Recently, computer science professor Rafail Ostrovsky has been involved in developing technologies which play an integral role in a new piece of legislation aiming to help students make more informed decisions on where they go to college. The new bipartisan bill in the U.S. Senate, titled the “Student Right to Know Before You Go Act”, was introduced late last year by Senators Ron Wyden, Mark Warner, and Marco Rubio with the goal of empowering students and their families by requiring universities to publicly provide information on graduation rates, costs, debts, as well as expected salaries of graduates based on their field of study.

“Deciding where to go to college shouldn’t be based on guesswork,” Senator Wyden said during a press release. “The Know Before You Go Act puts the power back in students’ and families’ hands by giving them the opportunity to make the best possible choices for themselves about where to spend their hard-earned dollars. Our updated, bipartisan bill empowers students and families without forcing tradeoffs that sacrifice individual privacy or data security.”
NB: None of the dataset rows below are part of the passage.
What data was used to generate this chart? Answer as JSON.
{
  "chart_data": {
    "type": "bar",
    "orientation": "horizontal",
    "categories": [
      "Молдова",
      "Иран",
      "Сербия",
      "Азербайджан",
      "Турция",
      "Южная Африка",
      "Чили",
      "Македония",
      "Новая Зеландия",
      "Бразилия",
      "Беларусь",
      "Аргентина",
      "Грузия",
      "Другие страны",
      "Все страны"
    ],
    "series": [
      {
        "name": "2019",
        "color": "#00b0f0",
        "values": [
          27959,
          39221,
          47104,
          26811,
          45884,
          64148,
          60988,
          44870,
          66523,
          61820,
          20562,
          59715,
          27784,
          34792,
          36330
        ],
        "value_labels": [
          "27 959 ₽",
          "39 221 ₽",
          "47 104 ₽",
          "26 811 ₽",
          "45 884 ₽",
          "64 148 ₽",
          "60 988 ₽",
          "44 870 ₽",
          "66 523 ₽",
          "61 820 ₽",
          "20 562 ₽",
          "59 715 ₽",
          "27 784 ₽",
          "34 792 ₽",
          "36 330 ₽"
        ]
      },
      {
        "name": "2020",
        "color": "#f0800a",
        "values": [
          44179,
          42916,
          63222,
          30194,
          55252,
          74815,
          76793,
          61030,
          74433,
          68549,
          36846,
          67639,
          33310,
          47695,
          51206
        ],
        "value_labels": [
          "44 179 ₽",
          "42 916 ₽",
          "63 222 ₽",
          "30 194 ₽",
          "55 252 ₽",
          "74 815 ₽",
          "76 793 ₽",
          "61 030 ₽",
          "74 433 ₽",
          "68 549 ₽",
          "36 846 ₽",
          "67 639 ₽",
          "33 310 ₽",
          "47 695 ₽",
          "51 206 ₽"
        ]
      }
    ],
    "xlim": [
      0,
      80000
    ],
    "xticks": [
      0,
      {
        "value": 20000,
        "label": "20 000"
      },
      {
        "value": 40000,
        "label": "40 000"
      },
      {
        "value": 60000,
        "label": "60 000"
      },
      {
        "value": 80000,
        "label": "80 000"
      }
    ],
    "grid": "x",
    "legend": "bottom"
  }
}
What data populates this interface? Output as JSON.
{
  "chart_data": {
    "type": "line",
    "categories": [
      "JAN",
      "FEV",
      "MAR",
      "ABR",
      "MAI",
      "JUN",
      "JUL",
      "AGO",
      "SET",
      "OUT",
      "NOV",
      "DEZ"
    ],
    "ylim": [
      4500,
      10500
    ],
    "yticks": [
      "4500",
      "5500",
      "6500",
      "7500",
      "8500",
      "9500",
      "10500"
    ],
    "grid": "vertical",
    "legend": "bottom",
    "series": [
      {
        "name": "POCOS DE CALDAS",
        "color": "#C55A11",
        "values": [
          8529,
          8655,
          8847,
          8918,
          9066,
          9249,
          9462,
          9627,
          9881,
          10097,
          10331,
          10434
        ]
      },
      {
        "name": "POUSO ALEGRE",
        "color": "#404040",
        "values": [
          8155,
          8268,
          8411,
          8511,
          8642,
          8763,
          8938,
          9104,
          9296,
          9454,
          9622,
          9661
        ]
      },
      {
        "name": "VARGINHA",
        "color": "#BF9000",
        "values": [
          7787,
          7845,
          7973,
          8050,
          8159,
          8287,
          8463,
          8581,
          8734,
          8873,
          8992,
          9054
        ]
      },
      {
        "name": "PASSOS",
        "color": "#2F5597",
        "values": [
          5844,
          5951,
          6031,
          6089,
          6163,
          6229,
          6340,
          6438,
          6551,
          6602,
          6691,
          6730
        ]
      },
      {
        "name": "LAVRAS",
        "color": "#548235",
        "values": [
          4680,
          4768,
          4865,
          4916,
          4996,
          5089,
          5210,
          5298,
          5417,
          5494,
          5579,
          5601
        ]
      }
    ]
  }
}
Naturally, providing such information requires the handling of highly private data, so Ostrovsky – who specializes in applications of cryptography – alongside a UCLA startup run by his former students, Stealth Software Technologies, Inc., has been heavily involved in the security technologies mentioned in the bill. More specifically, the technologies being developed aim to analyze and process highly sensitive data without ever decrypting it, in order to ensure privacy of student data. At the same time, because the technologies will securely handle this highly personal data, institutions will be able to provide information that is more specific and more accurate than ever before.

“The idea is basically to enable students to estimate how much more they will be getting (as income) if they get a certain degree at a certain college. This requires comparisons of data from previous students who went to these colleges and their salary history against other people with similar characteristics who did not get such a degree,” Ostrovsky explained. “Obtaining such data is an incredibly sensitive issue: one must compare IRS data with student records, and of course, IRS data cannot be disclosed outside the IRS. This is where cryptography comes to the rescue…these technologies [will allow us] to compute on highly sensitive and personally identifiable information, without sacrificing privacy.”

With the help of these proposed technologies, students will soon be able to more accurately gauge whether going to a certain university is financially worth the costs, as well as which colleges might offer better opportunities for a particular field of study. Publicly offering such information will hopefully act as a step towards curbing student debt, as well as making what college or major to pursue a less stressful decision.

Ostrovsky continued to express his excitement for the project, not only because of its potential to help students and their families make more informed decisions about where their money goes, but also because of its countless applications towards other problems. “If this [project] becomes successful, other studies that are currently impossible may also become possible, such as correlating people’s habits to health records to advise the consumer on what habits lead to better health outcomes,” Ostrovsky said. “This again requires comparing datasets that typically cannot be shared, but thanks to recent advances in cryptography, computations using this data can be made with realistic performance parameters and without compromising individual privacy.”

In the long run, Ostrovsky hopes the technologies that he and his students and postdocs are developing for this bill will be able to be generalized over an even wider variety of contexts – healthcare, online shopping, etc. – in order to optimize consumer experiences and better inform the public while still preserving personal anonymity.